Resonance: We want to look at two kinds of resonance — emotional and intellectual. For the first, the key question is this: Does it make me feel something? Is it exciting? Does it speak to who I want to be? But we also need intellectual resonance. Does it make sense? Do you make a convincing argument well supported by evidence?
Shareability: Perhaps the most important element. If I can find it, and follow it. If I can get it, it makes me feel something. It makes sense. Can I turn around and explain it to someone else? Do you make it easy to share?
This structured review will give you a clear, focused direction for elevating and improving your narrative. Once you’ve done this analysis, you can start having the right discussions, and start generating clear responses that will have an impact.
I like to experiment messaging already during the research phase through customer focus groups. The way to conduct the experiment during this phase is by defining a series of hypotheses based on some internal assumptions or data points. For example, the assumption could be that when traveling for work, Millennials enjoy spending an extra day for leisure. I would then test a few value propositions in customer focus groups that represent these two groups and measure its effectiveness.
Experimentation shouldn’t stop here. Once you have a good value proposition defined from your research, you now want to test different keywords and call-to-action (CTA). Basically A/B testing. You can do this by dividing your audience into 3 or more test and control groups.

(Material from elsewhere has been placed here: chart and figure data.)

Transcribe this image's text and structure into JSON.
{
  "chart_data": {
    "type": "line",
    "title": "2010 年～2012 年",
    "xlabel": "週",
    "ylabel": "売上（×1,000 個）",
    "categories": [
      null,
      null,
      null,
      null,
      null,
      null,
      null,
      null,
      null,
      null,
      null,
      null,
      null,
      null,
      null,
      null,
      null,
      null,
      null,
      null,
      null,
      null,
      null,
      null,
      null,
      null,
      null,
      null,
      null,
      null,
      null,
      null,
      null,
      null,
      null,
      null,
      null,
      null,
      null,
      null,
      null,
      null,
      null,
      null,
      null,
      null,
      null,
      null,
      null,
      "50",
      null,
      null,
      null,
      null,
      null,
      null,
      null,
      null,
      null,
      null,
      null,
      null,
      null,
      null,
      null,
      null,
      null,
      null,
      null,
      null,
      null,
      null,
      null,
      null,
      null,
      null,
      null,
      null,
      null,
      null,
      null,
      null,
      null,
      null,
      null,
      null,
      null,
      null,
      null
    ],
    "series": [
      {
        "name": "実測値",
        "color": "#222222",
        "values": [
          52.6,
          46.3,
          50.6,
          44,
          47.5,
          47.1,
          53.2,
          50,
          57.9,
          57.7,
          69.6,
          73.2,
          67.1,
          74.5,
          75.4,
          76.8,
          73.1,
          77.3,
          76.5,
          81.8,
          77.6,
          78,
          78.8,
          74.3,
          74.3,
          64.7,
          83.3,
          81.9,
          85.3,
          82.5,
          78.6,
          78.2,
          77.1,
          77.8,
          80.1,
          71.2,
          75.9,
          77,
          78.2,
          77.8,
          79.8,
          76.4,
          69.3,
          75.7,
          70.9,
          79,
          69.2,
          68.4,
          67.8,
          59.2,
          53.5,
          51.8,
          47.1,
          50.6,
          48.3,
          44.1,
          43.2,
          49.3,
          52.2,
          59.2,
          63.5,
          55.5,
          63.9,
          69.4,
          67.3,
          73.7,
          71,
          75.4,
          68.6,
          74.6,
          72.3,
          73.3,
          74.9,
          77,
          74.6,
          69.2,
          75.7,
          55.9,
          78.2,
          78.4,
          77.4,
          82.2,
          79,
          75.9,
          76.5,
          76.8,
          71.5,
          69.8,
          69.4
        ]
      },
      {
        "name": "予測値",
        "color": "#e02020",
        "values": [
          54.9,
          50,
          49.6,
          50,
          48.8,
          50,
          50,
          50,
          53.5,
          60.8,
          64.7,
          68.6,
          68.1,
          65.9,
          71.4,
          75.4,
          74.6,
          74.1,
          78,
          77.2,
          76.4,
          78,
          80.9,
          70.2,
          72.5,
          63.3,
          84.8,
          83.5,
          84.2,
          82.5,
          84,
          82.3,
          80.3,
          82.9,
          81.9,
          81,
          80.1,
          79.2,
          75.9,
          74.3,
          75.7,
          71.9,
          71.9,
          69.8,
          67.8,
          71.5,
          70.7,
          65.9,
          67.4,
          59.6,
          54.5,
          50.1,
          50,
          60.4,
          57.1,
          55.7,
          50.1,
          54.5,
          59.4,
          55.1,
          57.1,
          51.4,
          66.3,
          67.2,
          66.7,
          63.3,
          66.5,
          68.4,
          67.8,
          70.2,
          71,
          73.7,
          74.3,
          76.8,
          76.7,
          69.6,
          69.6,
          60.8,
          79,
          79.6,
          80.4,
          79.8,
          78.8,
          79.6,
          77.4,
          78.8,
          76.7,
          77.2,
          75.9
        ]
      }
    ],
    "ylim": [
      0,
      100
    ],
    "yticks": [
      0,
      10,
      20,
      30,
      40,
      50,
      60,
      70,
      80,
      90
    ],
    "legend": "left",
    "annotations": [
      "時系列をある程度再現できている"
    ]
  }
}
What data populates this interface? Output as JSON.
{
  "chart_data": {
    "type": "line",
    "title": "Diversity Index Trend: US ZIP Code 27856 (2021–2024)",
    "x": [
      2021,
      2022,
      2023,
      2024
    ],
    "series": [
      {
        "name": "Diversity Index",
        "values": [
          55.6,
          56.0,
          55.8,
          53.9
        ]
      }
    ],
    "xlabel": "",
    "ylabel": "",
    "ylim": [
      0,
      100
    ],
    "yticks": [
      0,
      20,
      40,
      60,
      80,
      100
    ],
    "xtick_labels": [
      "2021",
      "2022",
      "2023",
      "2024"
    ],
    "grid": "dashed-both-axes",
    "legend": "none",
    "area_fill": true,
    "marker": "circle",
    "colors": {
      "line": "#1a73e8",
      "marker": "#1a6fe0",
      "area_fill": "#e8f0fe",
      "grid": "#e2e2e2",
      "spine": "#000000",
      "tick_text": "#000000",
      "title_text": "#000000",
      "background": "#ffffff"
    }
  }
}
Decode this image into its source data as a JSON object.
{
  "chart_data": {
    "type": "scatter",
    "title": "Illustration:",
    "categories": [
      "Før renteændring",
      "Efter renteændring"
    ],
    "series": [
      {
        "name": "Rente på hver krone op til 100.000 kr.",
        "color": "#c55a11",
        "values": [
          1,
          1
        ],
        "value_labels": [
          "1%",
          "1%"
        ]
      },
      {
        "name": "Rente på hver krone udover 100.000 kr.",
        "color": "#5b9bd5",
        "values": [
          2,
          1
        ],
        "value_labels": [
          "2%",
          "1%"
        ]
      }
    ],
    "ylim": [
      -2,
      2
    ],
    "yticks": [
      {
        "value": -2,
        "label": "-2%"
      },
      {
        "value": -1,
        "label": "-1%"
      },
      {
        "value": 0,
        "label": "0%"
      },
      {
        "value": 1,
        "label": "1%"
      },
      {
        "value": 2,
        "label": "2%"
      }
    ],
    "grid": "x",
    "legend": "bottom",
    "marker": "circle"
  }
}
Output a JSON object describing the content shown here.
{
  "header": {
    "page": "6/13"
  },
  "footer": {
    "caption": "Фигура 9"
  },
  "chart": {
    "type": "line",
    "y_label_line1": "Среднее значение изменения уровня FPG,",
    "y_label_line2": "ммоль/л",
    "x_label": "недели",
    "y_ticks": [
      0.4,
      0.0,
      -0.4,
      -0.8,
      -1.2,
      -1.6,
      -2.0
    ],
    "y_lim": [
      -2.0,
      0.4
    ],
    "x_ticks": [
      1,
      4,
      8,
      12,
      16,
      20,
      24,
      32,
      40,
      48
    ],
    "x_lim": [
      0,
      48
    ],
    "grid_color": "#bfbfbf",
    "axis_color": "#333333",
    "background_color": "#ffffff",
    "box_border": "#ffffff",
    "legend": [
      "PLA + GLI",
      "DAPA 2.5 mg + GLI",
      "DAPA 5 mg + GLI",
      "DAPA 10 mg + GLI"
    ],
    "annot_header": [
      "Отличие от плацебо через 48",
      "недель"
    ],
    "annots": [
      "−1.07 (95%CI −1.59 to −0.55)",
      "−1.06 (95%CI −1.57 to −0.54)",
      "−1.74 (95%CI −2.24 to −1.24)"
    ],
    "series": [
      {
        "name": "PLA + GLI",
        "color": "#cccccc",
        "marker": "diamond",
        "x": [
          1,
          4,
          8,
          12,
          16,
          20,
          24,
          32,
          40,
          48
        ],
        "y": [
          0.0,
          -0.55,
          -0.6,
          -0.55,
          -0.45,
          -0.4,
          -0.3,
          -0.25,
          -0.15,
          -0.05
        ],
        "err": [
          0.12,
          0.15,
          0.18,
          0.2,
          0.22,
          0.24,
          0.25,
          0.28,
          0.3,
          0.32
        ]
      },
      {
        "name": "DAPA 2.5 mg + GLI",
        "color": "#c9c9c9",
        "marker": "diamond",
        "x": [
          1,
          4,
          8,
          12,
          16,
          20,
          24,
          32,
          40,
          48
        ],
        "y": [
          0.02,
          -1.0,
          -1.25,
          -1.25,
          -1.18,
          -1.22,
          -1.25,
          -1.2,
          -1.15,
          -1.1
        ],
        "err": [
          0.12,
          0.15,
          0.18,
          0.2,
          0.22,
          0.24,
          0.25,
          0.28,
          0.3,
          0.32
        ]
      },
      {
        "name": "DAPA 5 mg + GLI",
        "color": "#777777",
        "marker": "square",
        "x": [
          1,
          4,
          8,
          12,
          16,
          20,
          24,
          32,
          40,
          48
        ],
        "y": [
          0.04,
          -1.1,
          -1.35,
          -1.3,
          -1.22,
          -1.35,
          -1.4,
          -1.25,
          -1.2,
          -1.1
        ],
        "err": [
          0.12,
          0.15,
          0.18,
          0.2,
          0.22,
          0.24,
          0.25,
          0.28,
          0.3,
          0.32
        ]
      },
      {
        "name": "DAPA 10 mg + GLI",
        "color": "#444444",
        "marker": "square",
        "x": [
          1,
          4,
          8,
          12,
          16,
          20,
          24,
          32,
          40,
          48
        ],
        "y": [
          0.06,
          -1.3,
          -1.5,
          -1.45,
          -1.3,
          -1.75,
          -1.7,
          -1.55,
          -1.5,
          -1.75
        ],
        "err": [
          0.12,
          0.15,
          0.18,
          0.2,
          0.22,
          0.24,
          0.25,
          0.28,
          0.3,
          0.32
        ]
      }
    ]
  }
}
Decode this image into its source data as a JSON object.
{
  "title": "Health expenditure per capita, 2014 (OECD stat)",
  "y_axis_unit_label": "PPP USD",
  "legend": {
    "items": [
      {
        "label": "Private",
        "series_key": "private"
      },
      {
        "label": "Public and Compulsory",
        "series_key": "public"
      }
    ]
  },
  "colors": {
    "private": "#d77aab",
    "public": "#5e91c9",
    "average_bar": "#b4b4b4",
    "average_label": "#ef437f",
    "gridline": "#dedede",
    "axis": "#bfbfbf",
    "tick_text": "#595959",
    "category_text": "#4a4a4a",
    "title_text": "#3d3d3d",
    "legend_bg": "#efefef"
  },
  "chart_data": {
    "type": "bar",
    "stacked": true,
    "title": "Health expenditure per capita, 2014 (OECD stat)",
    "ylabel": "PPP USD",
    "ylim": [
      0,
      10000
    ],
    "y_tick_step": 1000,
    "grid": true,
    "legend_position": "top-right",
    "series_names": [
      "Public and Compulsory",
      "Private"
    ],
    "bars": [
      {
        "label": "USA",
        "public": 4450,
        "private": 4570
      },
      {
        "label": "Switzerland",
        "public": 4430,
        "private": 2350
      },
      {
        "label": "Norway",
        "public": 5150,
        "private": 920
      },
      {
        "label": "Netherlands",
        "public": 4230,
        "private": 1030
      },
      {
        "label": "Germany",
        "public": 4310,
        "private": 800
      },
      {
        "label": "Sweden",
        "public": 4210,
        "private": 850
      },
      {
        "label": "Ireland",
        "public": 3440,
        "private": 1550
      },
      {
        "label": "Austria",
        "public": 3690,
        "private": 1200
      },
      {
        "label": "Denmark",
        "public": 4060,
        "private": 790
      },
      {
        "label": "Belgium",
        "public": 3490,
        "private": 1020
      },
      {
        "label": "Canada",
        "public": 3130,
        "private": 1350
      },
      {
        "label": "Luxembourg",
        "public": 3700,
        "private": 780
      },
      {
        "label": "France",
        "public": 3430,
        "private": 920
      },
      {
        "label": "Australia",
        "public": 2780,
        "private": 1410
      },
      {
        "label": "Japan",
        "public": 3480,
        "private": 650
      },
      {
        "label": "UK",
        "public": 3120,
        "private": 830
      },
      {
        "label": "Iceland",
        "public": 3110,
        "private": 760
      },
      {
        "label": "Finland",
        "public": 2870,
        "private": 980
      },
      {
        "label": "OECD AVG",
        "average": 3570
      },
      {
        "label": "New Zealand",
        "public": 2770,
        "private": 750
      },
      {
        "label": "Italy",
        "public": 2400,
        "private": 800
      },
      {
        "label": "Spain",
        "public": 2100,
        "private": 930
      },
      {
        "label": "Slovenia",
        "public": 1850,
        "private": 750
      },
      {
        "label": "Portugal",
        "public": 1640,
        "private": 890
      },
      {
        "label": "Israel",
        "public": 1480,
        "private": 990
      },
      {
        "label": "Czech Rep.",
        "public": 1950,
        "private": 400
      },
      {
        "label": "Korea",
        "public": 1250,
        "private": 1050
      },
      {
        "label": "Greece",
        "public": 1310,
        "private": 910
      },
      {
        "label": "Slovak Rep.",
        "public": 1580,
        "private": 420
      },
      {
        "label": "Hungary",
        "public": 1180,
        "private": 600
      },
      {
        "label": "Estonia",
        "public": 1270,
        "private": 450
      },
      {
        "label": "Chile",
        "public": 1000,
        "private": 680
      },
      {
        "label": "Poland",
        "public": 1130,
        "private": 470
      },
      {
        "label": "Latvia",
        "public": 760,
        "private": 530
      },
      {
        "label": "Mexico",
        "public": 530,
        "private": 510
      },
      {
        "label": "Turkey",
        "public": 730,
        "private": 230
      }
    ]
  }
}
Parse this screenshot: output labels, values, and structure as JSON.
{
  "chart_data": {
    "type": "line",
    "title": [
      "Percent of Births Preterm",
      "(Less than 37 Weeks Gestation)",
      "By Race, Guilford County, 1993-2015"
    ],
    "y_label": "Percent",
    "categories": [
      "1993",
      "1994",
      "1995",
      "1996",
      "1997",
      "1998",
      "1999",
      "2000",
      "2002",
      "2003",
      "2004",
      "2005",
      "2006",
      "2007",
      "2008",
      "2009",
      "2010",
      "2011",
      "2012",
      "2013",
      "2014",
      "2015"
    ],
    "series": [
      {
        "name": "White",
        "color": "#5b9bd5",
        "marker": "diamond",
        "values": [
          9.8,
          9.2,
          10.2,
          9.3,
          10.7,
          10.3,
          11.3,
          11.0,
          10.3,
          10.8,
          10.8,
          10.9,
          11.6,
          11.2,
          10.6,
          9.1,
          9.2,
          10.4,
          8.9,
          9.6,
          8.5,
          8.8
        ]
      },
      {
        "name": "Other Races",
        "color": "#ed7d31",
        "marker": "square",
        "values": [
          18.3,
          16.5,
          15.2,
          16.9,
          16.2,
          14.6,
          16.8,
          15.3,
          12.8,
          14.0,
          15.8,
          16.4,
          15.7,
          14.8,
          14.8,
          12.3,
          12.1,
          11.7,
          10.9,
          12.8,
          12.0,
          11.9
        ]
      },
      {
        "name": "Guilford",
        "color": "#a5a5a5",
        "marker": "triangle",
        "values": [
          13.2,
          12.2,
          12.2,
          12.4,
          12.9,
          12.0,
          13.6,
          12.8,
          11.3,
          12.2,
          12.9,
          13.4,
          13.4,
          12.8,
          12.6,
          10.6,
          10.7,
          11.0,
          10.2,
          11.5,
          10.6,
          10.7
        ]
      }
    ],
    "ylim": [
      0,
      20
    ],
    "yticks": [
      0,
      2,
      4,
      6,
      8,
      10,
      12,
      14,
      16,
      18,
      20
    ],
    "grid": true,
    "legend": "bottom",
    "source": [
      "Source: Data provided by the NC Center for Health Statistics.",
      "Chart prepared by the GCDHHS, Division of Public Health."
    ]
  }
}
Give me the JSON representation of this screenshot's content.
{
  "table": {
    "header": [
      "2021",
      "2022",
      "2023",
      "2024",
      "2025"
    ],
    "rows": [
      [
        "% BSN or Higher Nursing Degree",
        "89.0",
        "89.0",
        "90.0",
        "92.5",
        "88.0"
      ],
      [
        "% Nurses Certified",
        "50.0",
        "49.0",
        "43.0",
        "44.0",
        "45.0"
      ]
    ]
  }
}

For example, let’s assume that your value proposition is that “a business traveler can earn points while traveling for work and redeem them for leisure”. You can now run an experiment and divide your audience into 3 groups. Group A (33%): “Earn more points when traveling for work - learn more”; Group B (33%): “Higher rewards, best perks - get started”; Group C (33%) this is the control group, you don’t target them with any messaging. The results should give you an indication of what worked and what didn’t for that particular channel.
This does not mean that your results can be easily translated to all channels. You will need to run simultaneous experiments on all channels. Never assume because one message drove higher engagement in one channel that it will have similar success in other channels.
As the growth engine of a business, Marketing needs to grow and evolve and avoid stagnation, as the adage goes: “If you always do what you always did, then you will always get what you always got.” Experiments are Marketing’s way of finding new growth levers, measuring effectiveness and deciding which narrative, channels or tactics to double down on.